Suddenly desperate to be alone, Mia pushed her chair back. ‘I hope you don’t mind but my brain’s fried after all that studying. I need to get some sleep.’ And she really needed to get a handle on all these crazy feelings which were growing and mutating by the second but were clearly not reciprocated before she said or did something she’d regret.
The expressionless eyes didn’t flicker. ‘Buenos noches.’
She stared at him a moment longer, wondering how he could confide such secrets one minute then revert to the cold man she’d first met the next.
‘Well...goodnight.’
Only when Mia disappeared from sight did Damián relax his jaw, close his eyes and slump forward to cradle his head.
What had possessed him to confide such things? He never spoke about his family on such a familiar level. Whatever went on behind the scenes, a united front was always maintained. Any antipathy was kept within the family. Outsiders might suspect but those suspicions were never confirmed. Discretion was at the heart of all Delgado life, both business and personal.

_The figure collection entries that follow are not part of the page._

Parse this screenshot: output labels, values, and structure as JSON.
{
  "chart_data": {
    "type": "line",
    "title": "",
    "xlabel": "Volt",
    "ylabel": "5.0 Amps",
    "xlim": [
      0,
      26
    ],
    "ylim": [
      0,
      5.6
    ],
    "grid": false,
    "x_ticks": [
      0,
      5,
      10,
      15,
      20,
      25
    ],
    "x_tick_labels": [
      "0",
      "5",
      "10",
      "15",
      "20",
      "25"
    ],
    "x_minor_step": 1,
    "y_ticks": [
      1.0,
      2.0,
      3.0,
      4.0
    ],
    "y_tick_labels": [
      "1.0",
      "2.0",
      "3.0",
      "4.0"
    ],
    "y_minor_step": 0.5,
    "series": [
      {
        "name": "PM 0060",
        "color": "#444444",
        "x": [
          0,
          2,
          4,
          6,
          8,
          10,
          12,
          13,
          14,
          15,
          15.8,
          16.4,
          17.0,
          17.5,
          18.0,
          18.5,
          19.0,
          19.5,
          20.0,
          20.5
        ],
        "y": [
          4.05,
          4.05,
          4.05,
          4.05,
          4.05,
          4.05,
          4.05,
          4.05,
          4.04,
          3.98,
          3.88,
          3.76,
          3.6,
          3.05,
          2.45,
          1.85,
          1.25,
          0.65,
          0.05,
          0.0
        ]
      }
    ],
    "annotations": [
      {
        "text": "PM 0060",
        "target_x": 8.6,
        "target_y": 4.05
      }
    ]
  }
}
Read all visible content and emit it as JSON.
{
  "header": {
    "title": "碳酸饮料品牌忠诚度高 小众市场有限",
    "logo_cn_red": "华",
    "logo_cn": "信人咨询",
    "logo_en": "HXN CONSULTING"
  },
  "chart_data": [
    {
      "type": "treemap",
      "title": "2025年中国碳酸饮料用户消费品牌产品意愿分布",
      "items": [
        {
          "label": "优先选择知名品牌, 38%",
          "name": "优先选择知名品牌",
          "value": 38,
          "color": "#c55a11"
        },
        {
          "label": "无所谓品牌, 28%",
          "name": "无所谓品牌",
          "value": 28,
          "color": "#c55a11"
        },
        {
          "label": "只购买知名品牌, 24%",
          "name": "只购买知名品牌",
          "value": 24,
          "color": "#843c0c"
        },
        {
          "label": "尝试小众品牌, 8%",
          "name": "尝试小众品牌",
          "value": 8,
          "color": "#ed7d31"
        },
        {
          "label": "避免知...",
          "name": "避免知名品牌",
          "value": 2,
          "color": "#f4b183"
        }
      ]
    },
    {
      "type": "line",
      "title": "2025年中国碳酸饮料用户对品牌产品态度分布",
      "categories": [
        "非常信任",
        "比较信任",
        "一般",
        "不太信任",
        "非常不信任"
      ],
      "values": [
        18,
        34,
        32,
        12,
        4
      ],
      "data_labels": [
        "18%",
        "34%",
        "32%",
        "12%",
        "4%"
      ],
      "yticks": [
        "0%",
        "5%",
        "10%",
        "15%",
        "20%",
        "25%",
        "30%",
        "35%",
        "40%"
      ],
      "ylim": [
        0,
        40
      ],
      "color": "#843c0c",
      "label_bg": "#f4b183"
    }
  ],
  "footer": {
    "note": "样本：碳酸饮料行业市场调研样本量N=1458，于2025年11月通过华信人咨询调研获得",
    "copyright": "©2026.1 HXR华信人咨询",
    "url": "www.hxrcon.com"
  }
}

Admitting vocally for the first time that Celeste had always favoured his brother had been the hardest words he’d ever said...but they’d somehow been the easiest too. He’d stared into Mia’s eyes and the words had been sucked from his tongue, just as everything else he’d confided had been.

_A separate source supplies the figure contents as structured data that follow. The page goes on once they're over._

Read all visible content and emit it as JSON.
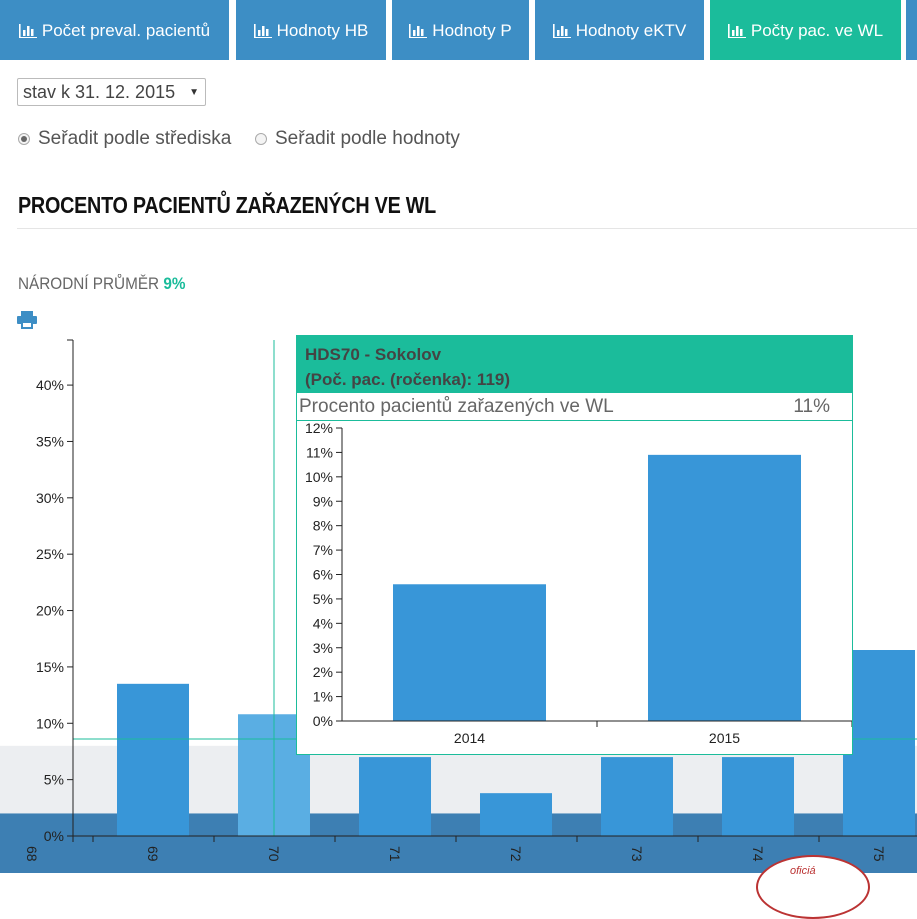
{
  "tabs": [
    {
      "label": "Počet preval. pacientů",
      "active": false
    },
    {
      "label": "Hodnoty HB",
      "active": false
    },
    {
      "label": "Hodnoty P",
      "active": false
    },
    {
      "label": "Hodnoty eKTV",
      "active": false
    },
    {
      "label": "Počty pac. ve WL",
      "active": true
    }
  ],
  "filter": {
    "selected": "stav k 31. 12. 2015"
  },
  "sort": {
    "option_center": "Seřadit podle střediska",
    "option_value": "Seřadit podle hodnoty",
    "selected": "center"
  },
  "heading": "PROCENTO PACIENTŮ ZAŘAZENÝCH VE WL",
  "national_average": {
    "label": "NÁRODNÍ PRŮMĚR",
    "value": "9%"
  },
  "icons": {
    "print": "print-icon",
    "tab": "bar-chart-icon"
  },
  "colors": {
    "tab": "#3d8ec5",
    "tab_active": "#1bbc9b",
    "bar": "#3896d8",
    "bar_highlight": "#5aaee3",
    "accent": "#1bbc9b"
  },
  "tooltip": {
    "title": "HDS70 - Sokolov",
    "subtitle": "(Poč. pac. (ročenka): 119)",
    "metric_label": "Procento pacientů zařazených ve WL",
    "metric_value": "11%"
  },
  "badge_text": "oficiá",
  "chart_data": [
    {
      "type": "bar",
      "categories": [
        "68",
        "69",
        "70",
        "71",
        "72",
        "73",
        "74",
        "75"
      ],
      "values": [
        null,
        13.5,
        10.8,
        7.0,
        3.8,
        7.0,
        7.0,
        16.5
      ],
      "highlighted": "70",
      "average_line": 8.6,
      "ylim": [
        0,
        44
      ],
      "yticks": [
        "0%",
        "5%",
        "10%",
        "15%",
        "20%",
        "25%",
        "30%",
        "35%",
        "40%"
      ],
      "bands": [
        2.0,
        8.0
      ],
      "grid": false
    },
    {
      "type": "bar",
      "categories": [
        "2014",
        "2015"
      ],
      "values": [
        5.6,
        10.9
      ],
      "ylim": [
        0,
        12
      ],
      "yticks": [
        "0%",
        "1%",
        "2%",
        "3%",
        "4%",
        "5%",
        "6%",
        "7%",
        "8%",
        "9%",
        "10%",
        "11%",
        "12%"
      ],
      "grid": false
    }
  ]
}
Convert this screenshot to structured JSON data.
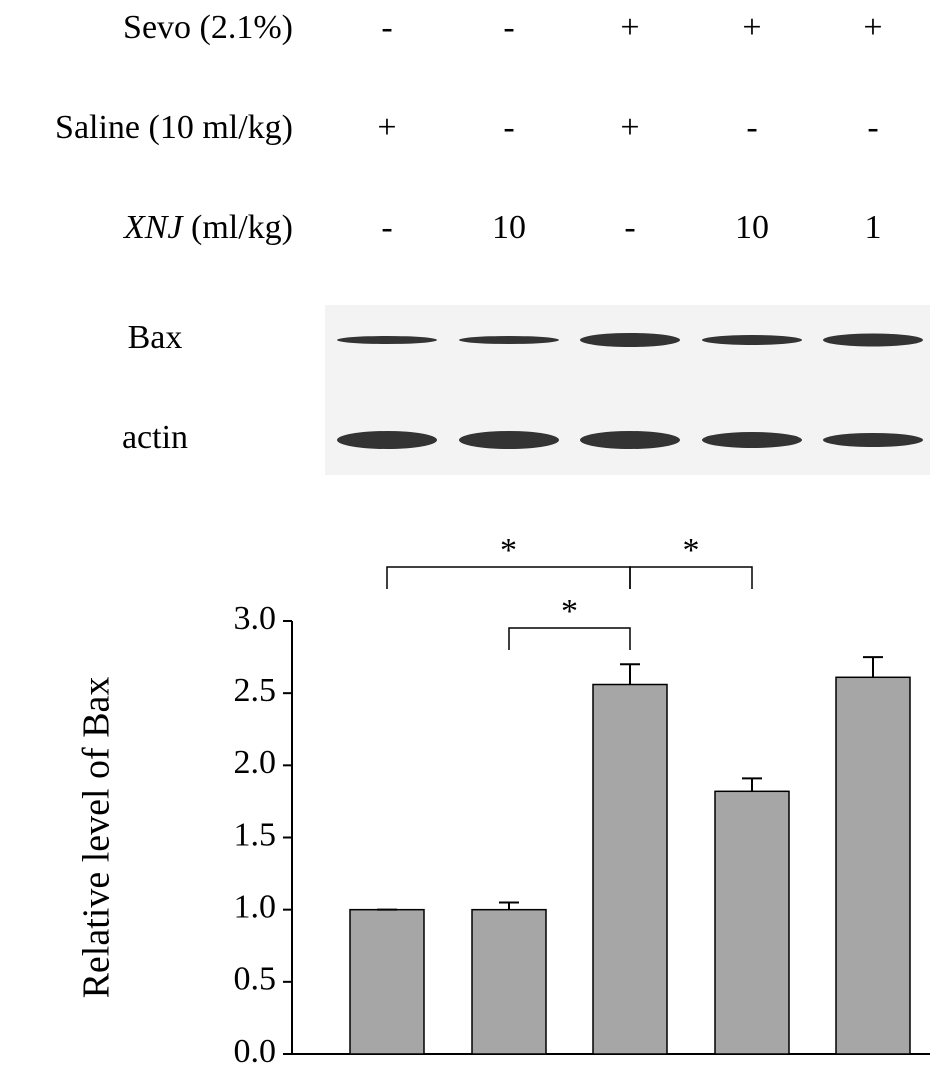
{
  "treatments": {
    "rows": [
      {
        "label": [
          "Sevo (2.1%)"
        ],
        "values": [
          "-",
          "-",
          "+",
          "+",
          "+"
        ]
      },
      {
        "label": [
          "Saline (10 ml/kg)"
        ],
        "values": [
          "+",
          "-",
          "+",
          "-",
          "-"
        ]
      },
      {
        "label": [
          "XNJ",
          " (ml/kg)"
        ],
        "values": [
          "-",
          "10",
          "-",
          "10",
          "1"
        ]
      }
    ]
  },
  "blot": {
    "rows": [
      "Bax",
      "actin"
    ]
  },
  "chart_data": {
    "type": "bar",
    "y_label": "Relative level of  Bax",
    "categories": [
      null,
      null,
      null,
      null,
      null
    ],
    "values": [
      1.0,
      1.0,
      2.56,
      1.82,
      2.61
    ],
    "errors": [
      0,
      0.05,
      0.14,
      0.09,
      0.14
    ],
    "color": "#a6a6a6",
    "ylim": [
      0,
      3
    ],
    "yticks": [
      {
        "value": 0,
        "label": "0.0"
      },
      0.5,
      {
        "value": 1,
        "label": "1.0"
      },
      1.5,
      {
        "value": 2,
        "label": "2.0"
      },
      2.5,
      {
        "value": 3,
        "label": "3.0"
      }
    ],
    "comparisons": [
      {
        "pair": [
          0,
          2
        ],
        "label": "*"
      },
      {
        "pair": [
          2,
          3
        ],
        "label": "*"
      },
      {
        "pair": [
          1,
          2
        ],
        "label": "*"
      }
    ]
  }
}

He downed the rest of his beer and gripped his hair.
What was it with Mia? Was it her proximity while they shared his apartment that was causing him to feel he’d been caught in a spell?
If it was just his apartment she occupied he wouldn’t have a problem but she was in his head too when they were apart, constantly shimmering in his vision.
He was paying her to perform a role in a game that would determine his entire future. And even if he wasn’t, if they’d met in a more natural way, he still wouldn’t want to get involved with her. She was everything he didn’t want in a lover. Damián was still holding out hope that one day he would find a lover he could marry, and there was no way he could marry Mia. She was rooted in the UK and he was...
He swore under his breath.
Marriage? Where the hell had that notion come from?
Clenching his fists and jaw and closing his eyes, he dragged ten large breaths in to expel all the racing thoughts and feelings.
It made no difference.
A large drink. That was what he needed. Something to numb him a little so when he did go to bed he wouldn’t lie for hours
staring at the ceiling, thinking of the woman occupying the room mere feet from his.
* * *
‘Where are we starting?’ Mia asked brightly when Damián followed her out of the car onto a bustling Bond Street.
‘Have you shopped here before?’
‘On my wages? You’re having a laugh.’ When he’d given her the cash to buy herself an outfit for their first date she’d stopped at a boutique that was nowhere near as exclusive as the shops on this street.
‘Then take your pick.’
‘That’s impossible. I want to go in all of them.’
He gave a gruntlike laugh. ‘I knew I should have got a personal shopper to select clothes for you and send them to the apartment.’
Keeping the smile on her face and the brightness in her tone, she said, ‘Where’s the fun in that?’
‘You enjoy shopping?’
‘Not normally but I’ve never had an unlimited budget before and I really fancy taking advantage of it. Let’s face it, this is an opportunity I’ll never have again. Besides,’ she added, the darkening of his eyes telling her she’d said the wrong thing, ‘you want to be seen with me, remember?’
He gave another grunt in answer and led her to the nearest shop, a designer outlet she’d walked past many times, longing for the day she could afford to do more than ogle the display.
Yearning to see a genuine smile rather than the robotic curving fixture on his face that had hardly met her eyes all morning, she said, ‘Do you hate shopping so much that you normally get personal shoppers to buy clothes for your lovers and have them delivered to your home?’
Hand on the shop door, he cast her with a meaningful stare. ‘My lovers have their own money.’
The way he said it pulled her up short. ‘All of them?’
‘All of them. I like my lovers to be financially independent. It means there is no danger of them taking advantage—’ he stressed the word ‘—of my bank account, or of me wondering if it’s my bank balance they are sharing a bed with.’